The Pentagon this spring announced that it would double the number of National Guard troops deployed in D.C. to about 5,000 in a “summer surge” ahead of celebrations for the country’s 250th birthday. It plans to maintain a presence in the capital through at least early 2029.
“All of civilization can be fundamentally divided into two groups of people: builders and destroyers,” Miller, the White House aide, said at the ceremony Thursday. “Between the people who do the work to build, sustain and nurture civilization, the people who serve, who sacrifice, who give, who care for others … and those who only destroy, who litter, who rob, who graffiti, who deface, who degrade.”
“Civilization only exists because of people like you,” he told the Guard troops.
Acting attorney general Todd Blanche said the impact of the Guard’s work in D.C. justified the cost of the deployment — about $1.65 million per day, according to a February report by the Democratic staff on the Senate Committee on Homeland Security and Governmental Affairs.
“It’s not just the reduction in crime, but the beautification of the city, the improvement of the quality of life, the cleanliness of the city, the order of the city,” Blanche said. “You cannot put a price tag on that.”
Meridian Hill Park has long served as a gathering place for locals, and on Sundays a passerby may see it used for picnics, yoga classes, drum circles, pickup soccer games and protests, sometimes all at once.
The National Park Service said in March that the grassy fields on its top level would be closed for months for restoration, spawning criticism from community members. In May, the lower level of the park fully reopened. The “Safe and Beautiful” banners came down, and the water in its cascading fountain started flowing again.

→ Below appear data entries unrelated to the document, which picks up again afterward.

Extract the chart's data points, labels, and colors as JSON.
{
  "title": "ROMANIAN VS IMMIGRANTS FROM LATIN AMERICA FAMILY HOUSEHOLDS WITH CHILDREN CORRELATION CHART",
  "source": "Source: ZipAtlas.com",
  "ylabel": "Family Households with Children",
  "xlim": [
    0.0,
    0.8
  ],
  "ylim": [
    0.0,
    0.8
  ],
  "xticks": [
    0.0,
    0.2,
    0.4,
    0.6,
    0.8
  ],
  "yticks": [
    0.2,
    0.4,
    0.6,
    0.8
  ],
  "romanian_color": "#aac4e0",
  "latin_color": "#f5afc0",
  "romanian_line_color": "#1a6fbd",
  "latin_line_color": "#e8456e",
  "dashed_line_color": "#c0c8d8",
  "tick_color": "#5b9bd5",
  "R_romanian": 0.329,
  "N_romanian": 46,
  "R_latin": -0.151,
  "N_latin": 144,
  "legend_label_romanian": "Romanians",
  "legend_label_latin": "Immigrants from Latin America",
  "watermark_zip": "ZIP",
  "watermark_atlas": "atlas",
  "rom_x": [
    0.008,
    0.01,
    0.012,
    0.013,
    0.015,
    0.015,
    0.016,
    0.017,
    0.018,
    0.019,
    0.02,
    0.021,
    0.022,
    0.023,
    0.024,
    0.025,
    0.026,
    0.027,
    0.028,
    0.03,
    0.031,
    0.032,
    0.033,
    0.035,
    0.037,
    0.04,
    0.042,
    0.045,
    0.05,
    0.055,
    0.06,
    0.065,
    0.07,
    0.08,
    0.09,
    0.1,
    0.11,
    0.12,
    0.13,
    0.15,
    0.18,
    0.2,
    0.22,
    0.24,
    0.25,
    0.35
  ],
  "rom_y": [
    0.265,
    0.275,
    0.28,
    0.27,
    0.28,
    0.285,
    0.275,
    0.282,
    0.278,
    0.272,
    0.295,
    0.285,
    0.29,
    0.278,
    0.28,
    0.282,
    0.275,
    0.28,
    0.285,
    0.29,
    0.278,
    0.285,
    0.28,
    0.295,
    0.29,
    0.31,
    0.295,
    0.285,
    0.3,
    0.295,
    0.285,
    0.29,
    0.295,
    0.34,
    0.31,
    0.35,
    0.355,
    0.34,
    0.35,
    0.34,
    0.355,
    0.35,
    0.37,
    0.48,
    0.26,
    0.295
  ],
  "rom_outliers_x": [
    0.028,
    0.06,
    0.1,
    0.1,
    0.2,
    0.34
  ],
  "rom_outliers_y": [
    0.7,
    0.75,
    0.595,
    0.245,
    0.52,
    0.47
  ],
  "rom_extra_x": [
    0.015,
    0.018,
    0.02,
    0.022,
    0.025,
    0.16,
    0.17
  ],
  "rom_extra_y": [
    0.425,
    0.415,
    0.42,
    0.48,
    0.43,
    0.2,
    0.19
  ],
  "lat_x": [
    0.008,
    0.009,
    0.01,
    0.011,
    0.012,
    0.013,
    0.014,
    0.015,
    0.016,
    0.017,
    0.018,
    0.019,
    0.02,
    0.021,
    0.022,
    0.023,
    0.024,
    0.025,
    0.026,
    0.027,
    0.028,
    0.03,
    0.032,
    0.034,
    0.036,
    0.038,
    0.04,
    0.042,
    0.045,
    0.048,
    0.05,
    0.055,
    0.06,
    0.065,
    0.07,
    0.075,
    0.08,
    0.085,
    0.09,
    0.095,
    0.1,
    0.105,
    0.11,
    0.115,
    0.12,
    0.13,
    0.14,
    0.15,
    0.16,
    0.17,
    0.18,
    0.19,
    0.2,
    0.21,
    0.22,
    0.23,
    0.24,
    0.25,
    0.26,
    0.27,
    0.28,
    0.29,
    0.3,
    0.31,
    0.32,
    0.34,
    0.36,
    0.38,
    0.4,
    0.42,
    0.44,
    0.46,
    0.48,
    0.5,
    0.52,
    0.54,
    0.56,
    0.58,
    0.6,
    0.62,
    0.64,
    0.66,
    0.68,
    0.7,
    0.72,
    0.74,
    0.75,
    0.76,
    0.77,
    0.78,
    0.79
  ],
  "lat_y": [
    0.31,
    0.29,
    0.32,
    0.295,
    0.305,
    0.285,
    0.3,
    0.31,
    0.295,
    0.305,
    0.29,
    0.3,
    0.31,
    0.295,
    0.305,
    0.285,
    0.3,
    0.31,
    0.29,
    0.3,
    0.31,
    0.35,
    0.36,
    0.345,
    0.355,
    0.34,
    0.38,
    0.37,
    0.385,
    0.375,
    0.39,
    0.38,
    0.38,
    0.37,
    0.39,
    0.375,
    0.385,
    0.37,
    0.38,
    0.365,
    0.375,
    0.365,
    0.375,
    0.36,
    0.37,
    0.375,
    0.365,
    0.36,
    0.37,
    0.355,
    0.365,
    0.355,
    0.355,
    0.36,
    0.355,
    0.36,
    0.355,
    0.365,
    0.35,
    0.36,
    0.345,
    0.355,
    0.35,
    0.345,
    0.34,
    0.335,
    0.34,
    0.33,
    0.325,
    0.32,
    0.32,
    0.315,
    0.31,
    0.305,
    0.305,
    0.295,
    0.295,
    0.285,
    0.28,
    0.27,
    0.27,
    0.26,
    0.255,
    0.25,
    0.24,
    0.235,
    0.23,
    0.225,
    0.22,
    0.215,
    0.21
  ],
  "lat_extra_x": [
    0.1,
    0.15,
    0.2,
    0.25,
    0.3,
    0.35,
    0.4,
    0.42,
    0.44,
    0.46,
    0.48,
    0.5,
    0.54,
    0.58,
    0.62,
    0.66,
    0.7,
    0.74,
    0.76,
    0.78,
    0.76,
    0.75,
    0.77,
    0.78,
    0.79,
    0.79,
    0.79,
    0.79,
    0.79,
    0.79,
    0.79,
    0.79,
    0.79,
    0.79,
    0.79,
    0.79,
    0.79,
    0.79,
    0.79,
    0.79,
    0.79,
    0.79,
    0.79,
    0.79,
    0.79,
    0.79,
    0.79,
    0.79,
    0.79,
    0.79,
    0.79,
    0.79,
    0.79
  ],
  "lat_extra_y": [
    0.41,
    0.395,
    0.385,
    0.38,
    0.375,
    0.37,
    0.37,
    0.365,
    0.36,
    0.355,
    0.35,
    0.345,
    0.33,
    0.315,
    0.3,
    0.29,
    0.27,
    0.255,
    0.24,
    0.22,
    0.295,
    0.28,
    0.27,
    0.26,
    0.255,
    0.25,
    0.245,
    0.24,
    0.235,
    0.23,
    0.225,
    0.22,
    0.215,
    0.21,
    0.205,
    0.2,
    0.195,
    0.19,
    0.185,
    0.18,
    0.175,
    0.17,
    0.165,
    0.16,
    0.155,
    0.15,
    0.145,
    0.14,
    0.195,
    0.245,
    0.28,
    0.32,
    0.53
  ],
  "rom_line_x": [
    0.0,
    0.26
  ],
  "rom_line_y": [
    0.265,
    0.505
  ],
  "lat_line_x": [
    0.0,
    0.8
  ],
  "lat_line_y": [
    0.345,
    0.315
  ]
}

The park, which straddles the Adams Morgan and Columbia Heights neighborhoods, has a long history of social activism, from ’60s civil rights protests to black militant rallies in the ’80s to recent No Kings gatherings. On Thursday, protester and Ward 1 resident Ericka Hume, 33, was among the dozens to gather outside the park’s secured perimeter.
“Pete Hegseth coming to the park that is a community place to talk about beauty when he’s terrorizing D.C. and nationals abroad does not sit right with the D.C. community,” she said.